Daniel Lemire's blog

, 2 min read

The future is already here: it´s just not very evenly distributed

It is not 9am yet. Nevertheless, I got a lot done:

  • I attended the thesis proposal of my student Eduardo via Skype. I was literally in my basement with a fresh cup of coffee, attending a presentation hundreds of kilometers away. Beside myself, there were professors from two different cities attending.
  • I watched a recorded concert of the latest Japanese rockstar, Hatsune Miku, on YouTube. Oh! And she is a synthetic character.
  • I read my morning news on my Star Trek-like iPad. I received my news from a hand-picked lot of 50 or so people worldwide. It has been months since I last read a newspaper.

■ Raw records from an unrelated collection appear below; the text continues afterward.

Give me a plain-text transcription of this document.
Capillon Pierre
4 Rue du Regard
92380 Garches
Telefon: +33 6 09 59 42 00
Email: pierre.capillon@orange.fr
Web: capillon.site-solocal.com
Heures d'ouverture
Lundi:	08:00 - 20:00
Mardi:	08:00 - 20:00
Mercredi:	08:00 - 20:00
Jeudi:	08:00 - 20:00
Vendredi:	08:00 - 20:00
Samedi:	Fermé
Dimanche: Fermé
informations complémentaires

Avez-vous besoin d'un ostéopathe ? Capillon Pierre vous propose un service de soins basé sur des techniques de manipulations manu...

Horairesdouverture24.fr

Though I tried to convince my wife that the future has finally arrived, she insists that we always live in the present.

Well. Some people certainly insist on living in the past:

  • Canada’s largest science funding agency (NSERC) sent me a funding proposal to review. They had to send it to me on paper, by mail. The file has dozens of pages. I had to carry it home. I will have to find a way to recycle it after shredding it. What is wrong with giving me access to a PDF or HTML copy of the proposal? Can’t the person in charge of printing the proposal find another occupation?
  • Even though I have not had to look up a research article on physical paper in nearly a decade, a leading journal asked me to include page numbers in all my references. But these page numbers only make sense if you are holding the physical copy of the journal. Why would anyone look up articles from the physical copy when they can find and download research papers in seconds? I’m even told that graduate students in several schools are trained in how to use a (physical) library to look up references. Oh! The pain! Why do librarians insist on teaching obsolete skills? There is no shortage of useful skills a librarian could teach students in 2010. Indeed, I am amazed at how little most graduate students know about tracking research papers online.
  • My employer still sends me, every two weeks, a little enveloppe with a single paper in it which tells me how much money they put into my bank account. Of course, I know exactly what this amount is, as I can see it listed through online banking. So what is the point of this piece of paper? Create employment at a local printing press? Tracking pieces of paper is time consuming. Worse: the information is incomplete, even incomprehensible at times because of the lack of physical space on the paper. Why can’t Human Resources setup a web site where I could get all the information I need to understand all the mysterious deductions appearing on my fake pay check? Why must they insist on printing useless pieces of paper? Why can’t they provide useful and modern tools instead?